Just under 2 years since my very first post and we’re on our way.

I can’t believe I’m writing this, thinking this. But as of this afternoon, we have a long road ahead of us and we’re seeing green lights all the way.

It’s been a whirlwind of a weekend, and I’m not even talking about my birthday festivities. On Friday Sean got the notice from the Medical Council of New Zealand that we’d been waiting for! It said that he is qualified to practice in New Zealand…pending an interview. Yay, right? Almost. We kept reading. The way it was worded, this interview and namely the possible ramifications of the interview (a 3-6 month training period during which Sean would be observed by other doctors at a big, academic city hospital), threw everything into question. When would this interview take place? Would he have to go down ahead of me and the kids. (The thought of me flying the kids down to New Zealan–solo–sends me into cold sweats.) Would they determine that he is qualified to practice at the more remote hospital where he has a job? Would he have to practice at a tertiary hospital? We kind of panicked. He doesn’t have a job in one of these bigger cities! Do we still move down there and scramble to find a job at a tertiary hospital? Will the Gisborne job still be waiting when the training period is over? There was now more uncertainty than ever.

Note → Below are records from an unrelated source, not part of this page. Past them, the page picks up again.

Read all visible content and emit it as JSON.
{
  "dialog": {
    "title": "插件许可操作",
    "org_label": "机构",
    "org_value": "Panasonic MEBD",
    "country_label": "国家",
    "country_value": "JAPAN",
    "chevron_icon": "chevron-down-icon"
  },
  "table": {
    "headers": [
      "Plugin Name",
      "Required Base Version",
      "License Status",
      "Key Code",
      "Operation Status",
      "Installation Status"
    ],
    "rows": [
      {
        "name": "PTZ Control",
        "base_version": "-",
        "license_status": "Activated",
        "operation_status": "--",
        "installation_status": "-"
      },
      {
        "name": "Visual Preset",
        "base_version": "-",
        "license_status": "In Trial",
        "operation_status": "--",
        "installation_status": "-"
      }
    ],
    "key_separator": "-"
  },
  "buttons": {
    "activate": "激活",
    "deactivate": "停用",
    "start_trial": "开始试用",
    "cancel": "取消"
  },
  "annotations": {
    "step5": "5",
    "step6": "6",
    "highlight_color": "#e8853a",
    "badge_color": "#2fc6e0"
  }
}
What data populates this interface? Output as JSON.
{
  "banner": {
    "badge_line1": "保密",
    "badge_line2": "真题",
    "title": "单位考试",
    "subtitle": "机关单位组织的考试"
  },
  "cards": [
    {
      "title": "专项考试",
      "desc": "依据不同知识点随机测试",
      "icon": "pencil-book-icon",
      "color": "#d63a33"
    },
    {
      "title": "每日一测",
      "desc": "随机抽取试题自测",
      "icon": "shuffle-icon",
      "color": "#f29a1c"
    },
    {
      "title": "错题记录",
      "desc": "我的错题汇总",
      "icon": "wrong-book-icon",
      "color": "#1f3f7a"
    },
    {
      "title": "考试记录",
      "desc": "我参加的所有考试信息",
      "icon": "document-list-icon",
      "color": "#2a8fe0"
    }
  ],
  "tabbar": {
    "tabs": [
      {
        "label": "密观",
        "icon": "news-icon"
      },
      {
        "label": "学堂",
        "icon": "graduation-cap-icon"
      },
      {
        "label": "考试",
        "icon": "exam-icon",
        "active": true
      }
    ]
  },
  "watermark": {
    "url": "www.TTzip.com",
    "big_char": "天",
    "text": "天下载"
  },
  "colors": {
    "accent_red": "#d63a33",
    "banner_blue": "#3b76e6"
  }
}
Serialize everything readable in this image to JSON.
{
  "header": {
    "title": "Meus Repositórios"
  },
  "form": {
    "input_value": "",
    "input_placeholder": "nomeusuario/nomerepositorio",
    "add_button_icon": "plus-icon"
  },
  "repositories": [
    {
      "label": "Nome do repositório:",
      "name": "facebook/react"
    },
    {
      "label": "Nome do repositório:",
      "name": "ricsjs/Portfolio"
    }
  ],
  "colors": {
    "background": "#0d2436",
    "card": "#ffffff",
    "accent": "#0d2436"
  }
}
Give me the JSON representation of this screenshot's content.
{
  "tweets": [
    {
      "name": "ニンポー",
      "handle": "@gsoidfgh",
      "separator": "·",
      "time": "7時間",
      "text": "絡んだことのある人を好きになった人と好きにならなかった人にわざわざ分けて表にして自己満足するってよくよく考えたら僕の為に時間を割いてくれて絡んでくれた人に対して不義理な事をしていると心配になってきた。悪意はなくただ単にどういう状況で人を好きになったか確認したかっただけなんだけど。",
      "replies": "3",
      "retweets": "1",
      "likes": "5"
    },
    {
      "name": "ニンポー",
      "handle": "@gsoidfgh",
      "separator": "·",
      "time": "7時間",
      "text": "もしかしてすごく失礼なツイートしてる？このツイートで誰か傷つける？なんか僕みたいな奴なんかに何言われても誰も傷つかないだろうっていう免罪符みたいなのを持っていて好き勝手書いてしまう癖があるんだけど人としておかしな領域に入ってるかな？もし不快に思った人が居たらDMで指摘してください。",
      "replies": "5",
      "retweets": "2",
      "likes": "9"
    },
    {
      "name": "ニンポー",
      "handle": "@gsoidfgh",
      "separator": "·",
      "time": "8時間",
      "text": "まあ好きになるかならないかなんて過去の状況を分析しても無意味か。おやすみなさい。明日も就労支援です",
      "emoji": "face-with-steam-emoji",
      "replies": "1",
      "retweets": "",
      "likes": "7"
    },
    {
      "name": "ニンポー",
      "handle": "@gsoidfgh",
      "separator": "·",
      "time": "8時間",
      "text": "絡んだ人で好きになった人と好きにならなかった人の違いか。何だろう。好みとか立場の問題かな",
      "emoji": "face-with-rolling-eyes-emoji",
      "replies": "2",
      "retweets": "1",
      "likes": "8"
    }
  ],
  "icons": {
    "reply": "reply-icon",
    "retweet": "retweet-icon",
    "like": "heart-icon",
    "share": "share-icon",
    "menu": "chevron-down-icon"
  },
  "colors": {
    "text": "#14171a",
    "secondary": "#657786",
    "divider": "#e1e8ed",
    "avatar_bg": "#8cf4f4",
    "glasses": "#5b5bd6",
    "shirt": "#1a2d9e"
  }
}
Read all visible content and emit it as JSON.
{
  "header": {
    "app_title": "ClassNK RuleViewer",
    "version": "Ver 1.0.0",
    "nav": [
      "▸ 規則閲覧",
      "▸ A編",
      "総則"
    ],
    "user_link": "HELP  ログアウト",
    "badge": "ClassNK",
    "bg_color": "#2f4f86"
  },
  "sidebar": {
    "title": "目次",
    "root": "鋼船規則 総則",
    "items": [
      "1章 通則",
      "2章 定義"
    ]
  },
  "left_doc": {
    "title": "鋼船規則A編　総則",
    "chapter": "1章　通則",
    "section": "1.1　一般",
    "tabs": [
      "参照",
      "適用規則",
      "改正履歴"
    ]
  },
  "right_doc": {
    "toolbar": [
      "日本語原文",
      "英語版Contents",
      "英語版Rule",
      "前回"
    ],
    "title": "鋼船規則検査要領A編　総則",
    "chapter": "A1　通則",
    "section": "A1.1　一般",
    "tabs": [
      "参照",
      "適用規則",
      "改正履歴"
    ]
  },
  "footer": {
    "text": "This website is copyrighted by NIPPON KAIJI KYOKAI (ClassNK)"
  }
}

Our thoughts and fears were all over the map about what was happening, or rather, not happening. What if we can’t find renters? What if we can’t find employment for Sean? It might be kind of fun to find ourselves in Wellington or Auckland for 3-6 months, but how will that brief stint go over with our kids, who surely need to have some kind of stability. Would Sean be considered the equivalent to a resident? Would he have to go back down to a resident’s salary? Could we afford all this if that is the case? GAAHHH. There was mild freaking-out happening.

However, on Sunday, literally in a matter of minutes, we got a call from the realtor letting us know that we had tenants to start on Sept 1 (another huge source of anxiety for us) AND we heard from Sean’s recruiter (who’d been unreachable all weekend and was getting back to us Monday morning NZ time) who translated the Council’s language for us. Basically, he told us that the job in Gisborne and the start date was NOT in question. That would all go as planned. And Sean doesn’t have to go down early for an interview. He can do the interview after we get there and before he starts work on the first of October. What the council was getting at, is that in order to have the equivalent to the board certification he has here, he may have to do some training at a tertiary hospital over time during our two years there.

What relief!  When I heard from these two people, the recruiter and the realtor, it was an overwhelming 5 minutes. However, we were still waiting for the medical assessor to approve Sean’s medical section of his visa application. And given his complicated medical history, there was a small chance that they might decline him (although he’s perfectly healthy now) and all of this would’ve been for nothing.

And then this came into Sean’s in box earlier today:

“Good news. The medical has been cleared. I’ll issue the visas and send them out by FedEx tomorrow.”

Now it is real. It is going to happen. Clearly the anxiety and tension about all this uncertainty had wound itself into a tight knot, so that when it began to unwind, I couldn’t hold in the tears of relief. Auric looked up at me from his trains where we’d been playing before I saw this email come in and said, “Don’t cry, Mommy. It’s okay.” We’ve been living with so much doubt and uncertainty, waiting and seeing, crossing fingers and holding our breath, that I almost can’t believe that we are staring at a road ahead of us with solid green lights all the way.

So there it is. We can make travel arrangements. We can arrange for a house in Gisborne. We can arrange for school and preschool for the kids.